In machine code, an INC(rement) opcode (or an ADD, for that matter) acting on a register (assuming your int is already loaded into that register) or memory location is itself atomic, taking one clock cycle (or tick) on an ALU (which is part of your CPU), and depending on your architecture, multiple INCs (3 is common) can even be handled within a single clock tick, although other bottlenecks in the pipeline may limit this again). See these tables to get an idea of the basic latencies of various instructions.
But in your high-level world of compiled or interpreted instructions, you're doing much more than that: you allocate some memory for your integer variable first, then you fill it with an initial value, you add unity to that memory location using an ADD or INC instruction, either directly or indirectly (if you had stored that value of one somewhere else before, and have to load it first), and then you may wish to evaluate the result and decide to do something depending on the outcome, as in trancexx's example. All of those steps cost clock ticks; some are handled by ALUs, others by AGUs, floating point maths is handled by your FPU, etc. Many instructions require multiple CPU units to interact, and some single opcodes require over one hundred clock ticks to complete. Special scheduling units attempt to keep the pipelines optimally filled, but cache misses, faults, exceptions, and even suboptimal memory alignment of addresses and buffer sizes all degrade performance. Now imagine this in an environment where dozens or hundreds of threads are vying for processing time and memory, and the CPU is always simultaneously playing catch-up and divide-and-conquer.

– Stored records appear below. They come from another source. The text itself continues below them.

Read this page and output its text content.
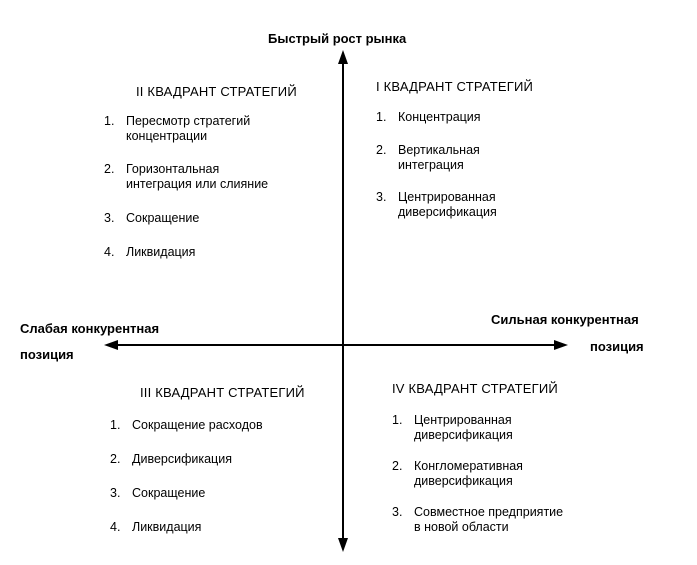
Быстрый рост рынка
Слабая конкурентная
позиция
Сильная конкурентная
позиция
II КВАДРАНТ СТРАТЕГИЙ
1. Пересмотр стратегий
концентрации
2. Горизонтальная
интеграция или слияние
3. Сокращение
4. Ликвидация
I КВАДРАНТ СТРАТЕГИЙ
1. Концентрация
2. Вертикальная
интеграция
3. Центрированная
диверсификация
III КВАДРАНТ СТРАТЕГИЙ
1. Сокращение расходов
2. Диверсификация
3. Сокращение
4. Ликвидация
IV КВАДРАНТ СТРАТЕГИЙ
1. Центрированная
диверсификация
2. Конгломеративная
диверсификация
3. Совместное предприятие
в новой области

So you're missing the point if you're thinking purely in terms of your single INC in a single thread. Your CPU itselfs consists of numerous parts working on numerous jobs, and constantly switching to keep as many tasks going in parallel as possible, as efficiently as possible. This means that any thread can be temporarily suspended at any point (and not necessarily always when a full instruction is completed, if that instruction takes more than one clock tick), so if any information is shared between threads, or acted upon and evaluated by multiple threads, race conditions may occur, unless the programmer explicitly adds safeguards to prevent this.